On most of the island’s coast, the water surges up the base of the cliffs, leaving only a foot or two of rock-littered dry land. There’s one swimmable, man-made beach on the island, Cove Bay, made by sand brought over from St. Maarten and rocks that block the current (the locals are disappointed by the construction, claiming the water doesn’t get enough circulation).
The island’s only natural beach is at Well’s Bay, but it comes and goes with the tides, disappearing for months at a time. In photographs, Well’s Bay looks like your classic Caribbean cove with its bright blue water, soft sand, and tall cliffs that slope gently down to the sea at the far end. In theory, it’s the perfect counterpoint to the island’s mountainous terrain. But unfortunately, Well’s Bay rarely looks like it does in the photos—Saba’s ferocious current sends the ocean rushing up to meet the base of the cliffs, crashing into the rocks and erasing any hopes of sunbathing or swimming. Right now, the beach is completely washed out.
Most of the tourists you meet on the island have come for diving and snorkeling. It’s a good draw for the island, thanks to its abundance of soft coral (think sea fans and other “waving” organisms). Yet once again, there’s a caveat. Just last week, the water was too rough for the dive boat to go out, and an underwater current had reduced visibility greatly. It sounds annoying—and it was to a certain extent—but in chatting with my dive mates, I began to discover a charm in the attitude of my fellow travelers. They aren’t here because there was a deal on a flight, or because they think it’s a name that will impress their friends. Most were long-time Caribbean travelers, familiar with the surrounding islands, looking for something different, something where real life still takes place.
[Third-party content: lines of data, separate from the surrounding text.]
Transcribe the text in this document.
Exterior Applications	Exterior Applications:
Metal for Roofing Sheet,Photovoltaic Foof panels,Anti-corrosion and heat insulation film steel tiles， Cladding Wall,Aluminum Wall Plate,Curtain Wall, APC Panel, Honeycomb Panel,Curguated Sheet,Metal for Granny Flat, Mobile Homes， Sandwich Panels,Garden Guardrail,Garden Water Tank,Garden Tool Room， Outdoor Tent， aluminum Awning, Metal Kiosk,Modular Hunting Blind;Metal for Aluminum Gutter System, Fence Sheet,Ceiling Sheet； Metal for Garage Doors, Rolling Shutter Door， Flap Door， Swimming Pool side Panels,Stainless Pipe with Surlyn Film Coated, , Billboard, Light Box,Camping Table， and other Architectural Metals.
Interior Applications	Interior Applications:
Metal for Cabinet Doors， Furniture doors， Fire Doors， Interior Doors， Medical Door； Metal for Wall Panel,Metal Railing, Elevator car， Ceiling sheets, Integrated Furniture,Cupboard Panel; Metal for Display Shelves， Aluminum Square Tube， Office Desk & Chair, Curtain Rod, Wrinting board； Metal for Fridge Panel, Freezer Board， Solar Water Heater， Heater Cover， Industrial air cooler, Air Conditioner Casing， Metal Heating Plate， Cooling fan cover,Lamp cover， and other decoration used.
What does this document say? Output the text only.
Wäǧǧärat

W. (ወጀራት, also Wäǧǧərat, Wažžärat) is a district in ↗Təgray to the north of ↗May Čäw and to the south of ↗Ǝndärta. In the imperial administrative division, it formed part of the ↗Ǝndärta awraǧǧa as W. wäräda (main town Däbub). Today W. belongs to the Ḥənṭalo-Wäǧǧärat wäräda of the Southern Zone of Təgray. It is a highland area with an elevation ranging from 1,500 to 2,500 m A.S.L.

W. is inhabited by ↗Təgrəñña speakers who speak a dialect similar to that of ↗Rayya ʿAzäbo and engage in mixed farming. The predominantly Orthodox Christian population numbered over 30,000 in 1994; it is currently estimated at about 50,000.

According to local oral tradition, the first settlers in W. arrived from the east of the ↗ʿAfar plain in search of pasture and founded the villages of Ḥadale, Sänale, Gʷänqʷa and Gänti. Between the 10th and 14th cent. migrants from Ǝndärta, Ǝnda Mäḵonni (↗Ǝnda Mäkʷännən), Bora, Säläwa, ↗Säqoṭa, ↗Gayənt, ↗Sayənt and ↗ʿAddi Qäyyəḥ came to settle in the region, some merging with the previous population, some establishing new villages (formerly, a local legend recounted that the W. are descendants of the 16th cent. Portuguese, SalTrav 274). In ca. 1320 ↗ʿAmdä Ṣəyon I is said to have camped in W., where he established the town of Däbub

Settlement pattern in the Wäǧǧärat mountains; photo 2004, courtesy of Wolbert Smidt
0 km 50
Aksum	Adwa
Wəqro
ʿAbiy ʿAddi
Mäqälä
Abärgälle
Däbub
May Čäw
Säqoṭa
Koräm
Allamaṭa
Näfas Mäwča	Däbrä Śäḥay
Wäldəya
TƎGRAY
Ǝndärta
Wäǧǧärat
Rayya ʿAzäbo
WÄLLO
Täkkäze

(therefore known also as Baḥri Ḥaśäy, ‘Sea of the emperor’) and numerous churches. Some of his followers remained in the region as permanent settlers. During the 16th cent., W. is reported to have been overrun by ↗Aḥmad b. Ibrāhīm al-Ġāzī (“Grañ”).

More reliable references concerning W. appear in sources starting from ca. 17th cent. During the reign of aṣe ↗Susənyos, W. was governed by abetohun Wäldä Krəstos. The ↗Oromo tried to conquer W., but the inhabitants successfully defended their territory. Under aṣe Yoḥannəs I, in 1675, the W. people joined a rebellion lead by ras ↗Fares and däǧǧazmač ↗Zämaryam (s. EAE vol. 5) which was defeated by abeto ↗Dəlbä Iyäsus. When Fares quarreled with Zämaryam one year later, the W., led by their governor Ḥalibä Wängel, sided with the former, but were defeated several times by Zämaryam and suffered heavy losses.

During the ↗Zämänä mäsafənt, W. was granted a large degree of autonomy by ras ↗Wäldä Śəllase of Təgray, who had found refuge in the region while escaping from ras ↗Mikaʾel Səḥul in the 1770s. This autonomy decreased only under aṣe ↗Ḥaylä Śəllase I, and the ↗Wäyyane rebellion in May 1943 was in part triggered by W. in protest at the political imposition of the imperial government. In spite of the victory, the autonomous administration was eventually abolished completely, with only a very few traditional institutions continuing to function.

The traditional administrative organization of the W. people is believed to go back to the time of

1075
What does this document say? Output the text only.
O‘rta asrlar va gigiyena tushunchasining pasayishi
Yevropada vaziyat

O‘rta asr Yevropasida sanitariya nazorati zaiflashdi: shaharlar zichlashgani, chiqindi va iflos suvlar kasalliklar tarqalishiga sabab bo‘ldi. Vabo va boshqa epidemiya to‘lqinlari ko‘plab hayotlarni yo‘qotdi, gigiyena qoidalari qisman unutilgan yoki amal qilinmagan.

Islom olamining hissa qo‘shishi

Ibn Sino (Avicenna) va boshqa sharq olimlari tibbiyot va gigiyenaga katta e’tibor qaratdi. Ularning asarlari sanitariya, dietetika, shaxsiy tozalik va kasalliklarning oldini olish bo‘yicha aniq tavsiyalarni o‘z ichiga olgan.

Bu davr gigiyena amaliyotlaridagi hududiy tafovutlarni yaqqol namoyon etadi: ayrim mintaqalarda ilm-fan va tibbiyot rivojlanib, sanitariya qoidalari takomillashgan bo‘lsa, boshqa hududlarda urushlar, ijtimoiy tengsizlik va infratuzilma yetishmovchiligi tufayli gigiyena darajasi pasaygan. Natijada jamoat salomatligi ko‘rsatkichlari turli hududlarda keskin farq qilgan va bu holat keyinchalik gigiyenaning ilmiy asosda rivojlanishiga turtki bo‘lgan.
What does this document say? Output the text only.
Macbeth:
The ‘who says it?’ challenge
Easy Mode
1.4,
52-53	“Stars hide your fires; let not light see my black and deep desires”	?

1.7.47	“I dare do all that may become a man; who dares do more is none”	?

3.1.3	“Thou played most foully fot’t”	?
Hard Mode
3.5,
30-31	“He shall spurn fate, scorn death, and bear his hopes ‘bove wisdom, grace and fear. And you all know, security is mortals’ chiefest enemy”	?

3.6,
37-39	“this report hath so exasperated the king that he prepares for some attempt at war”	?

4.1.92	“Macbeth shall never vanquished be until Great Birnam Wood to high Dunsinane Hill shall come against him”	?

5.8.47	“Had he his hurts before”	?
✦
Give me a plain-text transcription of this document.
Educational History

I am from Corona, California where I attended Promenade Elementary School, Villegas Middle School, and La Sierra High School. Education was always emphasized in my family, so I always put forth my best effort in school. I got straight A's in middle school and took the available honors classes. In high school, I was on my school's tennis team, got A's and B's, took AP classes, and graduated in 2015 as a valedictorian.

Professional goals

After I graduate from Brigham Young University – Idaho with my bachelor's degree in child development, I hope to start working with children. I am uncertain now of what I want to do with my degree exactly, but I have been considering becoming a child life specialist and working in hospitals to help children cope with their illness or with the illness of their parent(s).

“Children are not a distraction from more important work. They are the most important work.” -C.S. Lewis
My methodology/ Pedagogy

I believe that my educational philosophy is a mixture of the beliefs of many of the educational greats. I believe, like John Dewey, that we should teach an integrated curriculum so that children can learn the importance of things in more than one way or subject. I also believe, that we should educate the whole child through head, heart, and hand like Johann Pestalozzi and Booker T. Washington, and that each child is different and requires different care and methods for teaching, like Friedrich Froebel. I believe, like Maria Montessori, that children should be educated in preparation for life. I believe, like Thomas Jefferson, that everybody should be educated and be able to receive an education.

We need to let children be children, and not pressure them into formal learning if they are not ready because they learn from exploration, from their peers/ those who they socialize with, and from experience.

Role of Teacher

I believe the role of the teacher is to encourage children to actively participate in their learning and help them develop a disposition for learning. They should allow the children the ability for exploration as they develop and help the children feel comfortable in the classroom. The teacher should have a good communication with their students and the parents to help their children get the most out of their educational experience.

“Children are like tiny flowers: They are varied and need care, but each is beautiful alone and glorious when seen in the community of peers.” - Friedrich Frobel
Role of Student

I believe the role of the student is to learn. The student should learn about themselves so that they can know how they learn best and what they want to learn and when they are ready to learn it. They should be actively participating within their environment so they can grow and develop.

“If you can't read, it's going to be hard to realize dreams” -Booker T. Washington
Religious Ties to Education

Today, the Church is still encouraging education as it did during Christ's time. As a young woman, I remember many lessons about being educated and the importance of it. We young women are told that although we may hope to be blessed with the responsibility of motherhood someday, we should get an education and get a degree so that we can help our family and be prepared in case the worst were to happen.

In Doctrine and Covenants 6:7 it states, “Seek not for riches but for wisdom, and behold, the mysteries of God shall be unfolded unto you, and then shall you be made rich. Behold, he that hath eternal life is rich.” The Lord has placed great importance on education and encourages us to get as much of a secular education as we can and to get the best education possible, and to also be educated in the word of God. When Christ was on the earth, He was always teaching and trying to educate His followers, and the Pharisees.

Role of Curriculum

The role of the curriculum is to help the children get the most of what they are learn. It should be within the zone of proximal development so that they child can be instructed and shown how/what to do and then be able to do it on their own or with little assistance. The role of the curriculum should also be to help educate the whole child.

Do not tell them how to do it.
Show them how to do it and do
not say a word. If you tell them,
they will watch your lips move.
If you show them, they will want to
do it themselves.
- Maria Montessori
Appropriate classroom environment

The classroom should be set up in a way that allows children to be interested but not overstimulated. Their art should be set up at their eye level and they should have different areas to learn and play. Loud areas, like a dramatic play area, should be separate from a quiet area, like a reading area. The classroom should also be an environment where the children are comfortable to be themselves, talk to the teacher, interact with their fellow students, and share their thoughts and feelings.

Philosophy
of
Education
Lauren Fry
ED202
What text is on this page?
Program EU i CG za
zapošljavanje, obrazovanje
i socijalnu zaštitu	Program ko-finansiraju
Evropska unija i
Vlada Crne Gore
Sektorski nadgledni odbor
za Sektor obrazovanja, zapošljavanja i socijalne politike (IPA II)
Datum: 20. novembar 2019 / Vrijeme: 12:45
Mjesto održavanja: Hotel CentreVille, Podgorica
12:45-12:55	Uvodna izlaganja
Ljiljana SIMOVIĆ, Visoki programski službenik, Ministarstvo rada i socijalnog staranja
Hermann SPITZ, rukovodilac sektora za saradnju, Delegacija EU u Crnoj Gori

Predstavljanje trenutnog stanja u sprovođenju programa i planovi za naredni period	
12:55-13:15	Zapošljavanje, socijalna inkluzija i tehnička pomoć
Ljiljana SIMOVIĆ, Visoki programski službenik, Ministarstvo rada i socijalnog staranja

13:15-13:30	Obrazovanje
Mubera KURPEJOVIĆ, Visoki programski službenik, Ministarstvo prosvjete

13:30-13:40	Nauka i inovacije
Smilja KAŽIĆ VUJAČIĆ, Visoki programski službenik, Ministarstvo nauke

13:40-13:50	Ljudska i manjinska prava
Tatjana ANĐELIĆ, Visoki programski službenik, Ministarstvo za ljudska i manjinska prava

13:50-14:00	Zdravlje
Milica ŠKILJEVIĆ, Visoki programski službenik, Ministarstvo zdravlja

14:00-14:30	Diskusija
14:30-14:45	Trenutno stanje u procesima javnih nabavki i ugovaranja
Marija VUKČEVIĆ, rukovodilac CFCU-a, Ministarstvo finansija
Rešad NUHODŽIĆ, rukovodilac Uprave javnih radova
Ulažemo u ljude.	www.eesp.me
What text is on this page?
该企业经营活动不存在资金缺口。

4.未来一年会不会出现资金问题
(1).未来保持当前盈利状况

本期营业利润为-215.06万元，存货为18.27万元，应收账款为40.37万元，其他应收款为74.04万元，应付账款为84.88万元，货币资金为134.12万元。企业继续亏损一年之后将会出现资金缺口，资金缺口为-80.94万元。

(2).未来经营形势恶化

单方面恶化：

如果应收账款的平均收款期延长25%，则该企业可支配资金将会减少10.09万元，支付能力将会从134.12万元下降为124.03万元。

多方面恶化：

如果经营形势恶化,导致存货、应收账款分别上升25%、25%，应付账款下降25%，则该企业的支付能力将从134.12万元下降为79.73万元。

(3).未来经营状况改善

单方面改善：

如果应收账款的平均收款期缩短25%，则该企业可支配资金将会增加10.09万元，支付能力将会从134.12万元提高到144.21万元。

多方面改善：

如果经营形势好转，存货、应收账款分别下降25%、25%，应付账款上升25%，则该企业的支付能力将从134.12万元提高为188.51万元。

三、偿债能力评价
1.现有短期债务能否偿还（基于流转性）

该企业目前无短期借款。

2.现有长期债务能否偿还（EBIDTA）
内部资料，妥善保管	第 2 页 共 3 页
Billy looks to the sky. Each day, five flights carrying twenty passengers each arrive on Saba from St. Maarten. It’s only a 12-minute flight, but for aviation fanatics, it is one for the record books. Saba’s airport has the smallest commercial runway in the world, a 1,312-foot strip built atop a plateau along the rocky, jagged coastline. When the next incoming flight lands, I’ll have to excuse myself from Billy’s conversation—If you’re not standing beside the runway when the last passenger exits, they’re likely to load up and leave without you. But for now, I’m good. There’s no security, so all I have to do when I see the plane coming in is walk out onto the tarmac. The limiting nature of the small runway is another form of protection for the island—though things are probably going to change, Billy tells me, slowly but surely. Lights were just installed on the runway, and there’s talk of letting planes land after sunset for the first time.
“Is there trouble in paradise?” I ask. Not so much, he says. Even with a few more flights, the lack of mainstream tourism offerings—specifically waterfront resorts—will still keep the masses at bay, and allow Saba to live up to its name, “The Unspoiled Queen,” for years to come.
Billy winks at me. “I mean come on,” he says, “Who wants to visit a Caribbean island with no beaches?”